Gp91 phox-homologs in cardiomyocytes: a putative novel source of reactive oxygen species. Molecular and functional characterization in rat and human cardiomyocytes
10 / 2002 - 10 / 2005
In non-cardiomyocytes it has been hypothesized that reactive oxygen species (ROS) can be produced by putative NADPH oxidase(s). Interestingly, several cell-specific homologs of the enzymatic component of the phagocyte NADPH oxidasae, gp91phox (renamed as Nox2), have recently been detected, i.e.
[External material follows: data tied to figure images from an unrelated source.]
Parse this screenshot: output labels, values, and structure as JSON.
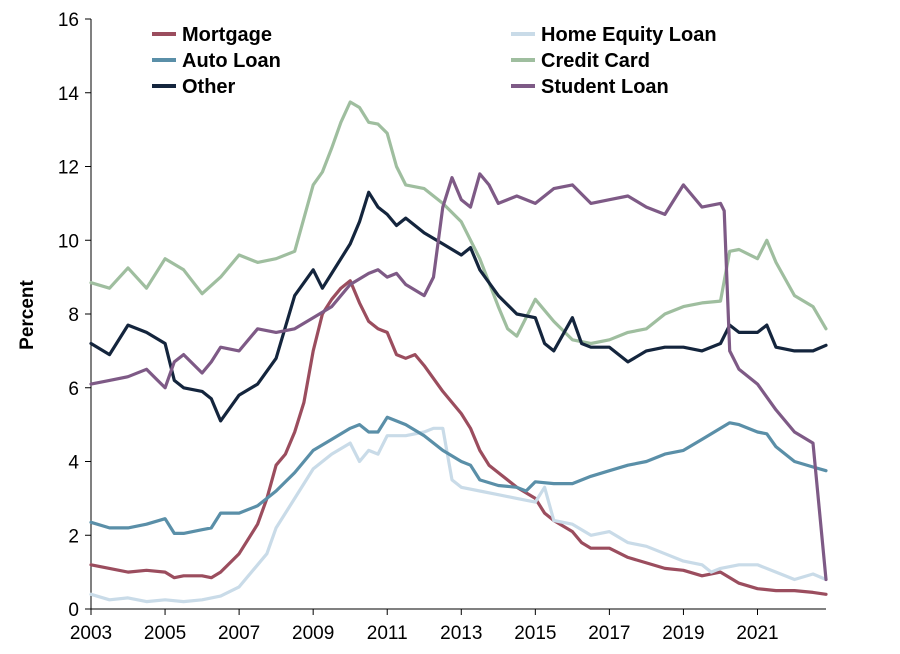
{
  "chart_data": {
    "type": "line",
    "title": "",
    "xlabel": "",
    "ylabel": "Percent",
    "xlim": [
      2003,
      2022.85
    ],
    "ylim": [
      0,
      16
    ],
    "grid": false,
    "legend_position": "top",
    "x_ticks": [
      2003,
      2005,
      2007,
      2009,
      2011,
      2013,
      2015,
      2017,
      2019,
      2021
    ],
    "y_ticks": [
      0,
      2,
      4,
      6,
      8,
      10,
      12,
      14,
      16
    ],
    "series": [
      {
        "name": "Mortgage",
        "color": "#9b4d5e",
        "x": [
          2003,
          2003.5,
          2004,
          2004.5,
          2005,
          2005.25,
          2005.5,
          2006,
          2006.25,
          2006.5,
          2007,
          2007.5,
          2007.75,
          2008,
          2008.25,
          2008.5,
          2008.75,
          2009,
          2009.25,
          2009.5,
          2009.75,
          2010,
          2010.25,
          2010.5,
          2010.75,
          2011,
          2011.25,
          2011.5,
          2011.75,
          2012,
          2012.5,
          2013,
          2013.25,
          2013.5,
          2013.75,
          2014,
          2014.5,
          2015,
          2015.25,
          2015.5,
          2016,
          2016.25,
          2016.5,
          2017,
          2017.5,
          2018,
          2018.5,
          2019,
          2019.5,
          2020,
          2020.5,
          2021,
          2021.5,
          2022,
          2022.5,
          2022.85
        ],
        "values": [
          1.2,
          1.1,
          1.0,
          1.05,
          1.0,
          0.85,
          0.9,
          0.9,
          0.85,
          1.0,
          1.5,
          2.3,
          3.0,
          3.9,
          4.2,
          4.8,
          5.6,
          7.0,
          8.0,
          8.4,
          8.7,
          8.9,
          8.3,
          7.8,
          7.6,
          7.5,
          6.9,
          6.8,
          6.9,
          6.6,
          5.9,
          5.3,
          4.9,
          4.3,
          3.9,
          3.7,
          3.3,
          3.0,
          2.6,
          2.4,
          2.1,
          1.8,
          1.65,
          1.65,
          1.4,
          1.25,
          1.1,
          1.05,
          0.9,
          1.0,
          0.7,
          0.55,
          0.5,
          0.5,
          0.45,
          0.4
        ]
      },
      {
        "name": "Home Equity Loan",
        "color": "#c9dbe8",
        "x": [
          2003,
          2003.5,
          2004,
          2004.5,
          2005,
          2005.5,
          2006,
          2006.5,
          2007,
          2007.5,
          2007.75,
          2008,
          2008.5,
          2009,
          2009.5,
          2010,
          2010.25,
          2010.5,
          2010.75,
          2011,
          2011.5,
          2012,
          2012.25,
          2012.5,
          2012.75,
          2013,
          2013.5,
          2014,
          2014.5,
          2015,
          2015.25,
          2015.5,
          2016,
          2016.5,
          2017,
          2017.5,
          2018,
          2018.5,
          2019,
          2019.5,
          2019.75,
          2020,
          2020.5,
          2021,
          2021.5,
          2022,
          2022.5,
          2022.85
        ],
        "values": [
          0.4,
          0.25,
          0.3,
          0.2,
          0.25,
          0.2,
          0.25,
          0.35,
          0.6,
          1.2,
          1.5,
          2.2,
          3.0,
          3.8,
          4.2,
          4.5,
          4.0,
          4.3,
          4.2,
          4.7,
          4.7,
          4.8,
          4.9,
          4.9,
          3.5,
          3.3,
          3.2,
          3.1,
          3.0,
          2.9,
          3.3,
          2.4,
          2.3,
          2.0,
          2.1,
          1.8,
          1.7,
          1.5,
          1.3,
          1.2,
          1.0,
          1.1,
          1.2,
          1.2,
          1.0,
          0.8,
          0.95,
          0.8
        ]
      },
      {
        "name": "Auto Loan",
        "color": "#5a8fa8",
        "x": [
          2003,
          2003.5,
          2004,
          2004.5,
          2005,
          2005.25,
          2005.5,
          2006,
          2006.25,
          2006.5,
          2007,
          2007.5,
          2008,
          2008.5,
          2009,
          2009.5,
          2010,
          2010.25,
          2010.5,
          2010.75,
          2011,
          2011.5,
          2012,
          2012.5,
          2013,
          2013.25,
          2013.5,
          2014,
          2014.5,
          2014.75,
          2015,
          2015.5,
          2016,
          2016.5,
          2017,
          2017.5,
          2018,
          2018.5,
          2019,
          2019.5,
          2020,
          2020.25,
          2020.5,
          2021,
          2021.25,
          2021.5,
          2022,
          2022.5,
          2022.85
        ],
        "values": [
          2.35,
          2.2,
          2.2,
          2.3,
          2.45,
          2.05,
          2.05,
          2.15,
          2.2,
          2.6,
          2.6,
          2.8,
          3.2,
          3.7,
          4.3,
          4.6,
          4.9,
          5.0,
          4.8,
          4.8,
          5.2,
          5.0,
          4.7,
          4.3,
          4.0,
          3.9,
          3.5,
          3.35,
          3.3,
          3.2,
          3.45,
          3.4,
          3.4,
          3.6,
          3.75,
          3.9,
          4.0,
          4.2,
          4.3,
          4.6,
          4.9,
          5.05,
          5.0,
          4.8,
          4.75,
          4.4,
          4.0,
          3.85,
          3.75
        ]
      },
      {
        "name": "Credit Card",
        "color": "#9fbe9f",
        "x": [
          2003,
          2003.5,
          2004,
          2004.5,
          2005,
          2005.5,
          2006,
          2006.5,
          2007,
          2007.5,
          2008,
          2008.5,
          2009,
          2009.25,
          2009.5,
          2009.75,
          2010,
          2010.25,
          2010.5,
          2010.75,
          2011,
          2011.25,
          2011.5,
          2012,
          2012.5,
          2013,
          2013.5,
          2014,
          2014.25,
          2014.5,
          2015,
          2015.5,
          2016,
          2016.5,
          2017,
          2017.5,
          2018,
          2018.5,
          2019,
          2019.5,
          2020,
          2020.25,
          2020.5,
          2021,
          2021.25,
          2021.5,
          2022,
          2022.5,
          2022.85
        ],
        "values": [
          8.85,
          8.7,
          9.25,
          8.7,
          9.5,
          9.2,
          8.55,
          9.0,
          9.6,
          9.4,
          9.5,
          9.7,
          11.5,
          11.85,
          12.5,
          13.2,
          13.75,
          13.6,
          13.2,
          13.15,
          12.9,
          12.0,
          11.5,
          11.4,
          11.0,
          10.5,
          9.5,
          8.2,
          7.6,
          7.4,
          8.4,
          7.8,
          7.3,
          7.2,
          7.3,
          7.5,
          7.6,
          8.0,
          8.2,
          8.3,
          8.35,
          9.7,
          9.75,
          9.5,
          10.0,
          9.4,
          8.5,
          8.2,
          7.6
        ]
      },
      {
        "name": "Other",
        "color": "#14253d",
        "x": [
          2003,
          2003.5,
          2004,
          2004.5,
          2005,
          2005.25,
          2005.5,
          2006,
          2006.25,
          2006.5,
          2007,
          2007.5,
          2008,
          2008.5,
          2009,
          2009.25,
          2009.5,
          2010,
          2010.25,
          2010.5,
          2010.75,
          2011,
          2011.25,
          2011.5,
          2012,
          2012.5,
          2013,
          2013.25,
          2013.5,
          2014,
          2014.5,
          2015,
          2015.25,
          2015.5,
          2016,
          2016.25,
          2016.5,
          2017,
          2017.5,
          2018,
          2018.5,
          2019,
          2019.5,
          2020,
          2020.25,
          2020.5,
          2021,
          2021.25,
          2021.5,
          2022,
          2022.5,
          2022.85
        ],
        "values": [
          7.2,
          6.9,
          7.7,
          7.5,
          7.2,
          6.2,
          6.0,
          5.9,
          5.7,
          5.1,
          5.8,
          6.1,
          6.8,
          8.5,
          9.2,
          8.7,
          9.1,
          9.9,
          10.5,
          11.3,
          10.9,
          10.7,
          10.4,
          10.6,
          10.2,
          9.9,
          9.6,
          9.8,
          9.2,
          8.5,
          8.0,
          7.9,
          7.2,
          7.0,
          7.9,
          7.2,
          7.1,
          7.1,
          6.7,
          7.0,
          7.1,
          7.1,
          7.0,
          7.2,
          7.7,
          7.5,
          7.5,
          7.7,
          7.1,
          7.0,
          7.0,
          7.15
        ]
      },
      {
        "name": "Student Loan",
        "color": "#7e5a86",
        "x": [
          2003,
          2003.5,
          2004,
          2004.5,
          2005,
          2005.25,
          2005.5,
          2006,
          2006.25,
          2006.5,
          2007,
          2007.5,
          2008,
          2008.5,
          2009,
          2009.5,
          2010,
          2010.5,
          2010.75,
          2011,
          2011.25,
          2011.5,
          2012,
          2012.25,
          2012.5,
          2012.75,
          2013,
          2013.25,
          2013.5,
          2013.75,
          2014,
          2014.5,
          2015,
          2015.5,
          2016,
          2016.5,
          2017,
          2017.5,
          2018,
          2018.5,
          2019,
          2019.5,
          2020,
          2020.1,
          2020.25,
          2020.5,
          2021,
          2021.5,
          2022,
          2022.5,
          2022.85
        ],
        "values": [
          6.1,
          6.2,
          6.3,
          6.5,
          6.0,
          6.7,
          6.9,
          6.4,
          6.7,
          7.1,
          7.0,
          7.6,
          7.5,
          7.6,
          7.9,
          8.2,
          8.8,
          9.1,
          9.2,
          9.0,
          9.1,
          8.8,
          8.5,
          9.0,
          10.9,
          11.7,
          11.1,
          10.9,
          11.8,
          11.5,
          11.0,
          11.2,
          11.0,
          11.4,
          11.5,
          11.0,
          11.1,
          11.2,
          10.9,
          10.7,
          11.5,
          10.9,
          11.0,
          10.8,
          7.0,
          6.5,
          6.1,
          5.4,
          4.8,
          4.5,
          0.8
        ]
      }
    ]
  }
}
Nox1 (colon, prostate, uterus, vascular smooth muscle cells), Nox4 (kidney) and Duox-1 and 2 (thyroid gland). These cell-specific gp91phox homologs have been related to cell-specific functions. However, until now, no 91phox homolog has been detected in cardiomyocytes. We have recently found in rat embryonic cardiomyoblast H9c2 cells adult cardiomyocytes from the rat and in human cardiomyocytes, gp91phox homologs by cDNA and Western blot analysis, while in patients who had died subsequently to myocardial infarction, gp91phox was found not only within ischemic damaged cardiomyocytes, but especially at perinuclear sites of viable cardiomyocytes surrounding the infarcted area. Therefore we hypothesize that also in cardiomyocytes gp91phox homologs play a role in ROS synthesis. We will test this hypothesis by: 1) isolation of full-length cDNA and their possible splice variants in rat and human cardiomyocytes; 2) establishing their tissue distribution in rat and humans; 3) transfection in fibroblasts with the rat and human homologs and establishing ROS production by these cells; 4) transfection of H9c2 cells by homolog antisense oligonucleotides in non-ischemic and ischemia/reperfusion conditions and subsequently establishing their effect; 5) testing the functional role of the homologs in an in vivo myocardial infarction and heart hypertrophy model of the rat; 6) analysing the role of the homologs within human heart disease by studying their expression in patients with myocardial infarction and cardiomyopathy. This project thus will result in the identification of (a) new oxidase(s) within cardiomyocytes, which could lead to the recognition of a new intracellular mediator and thus to a potential new therapeutical tool within human heart disease.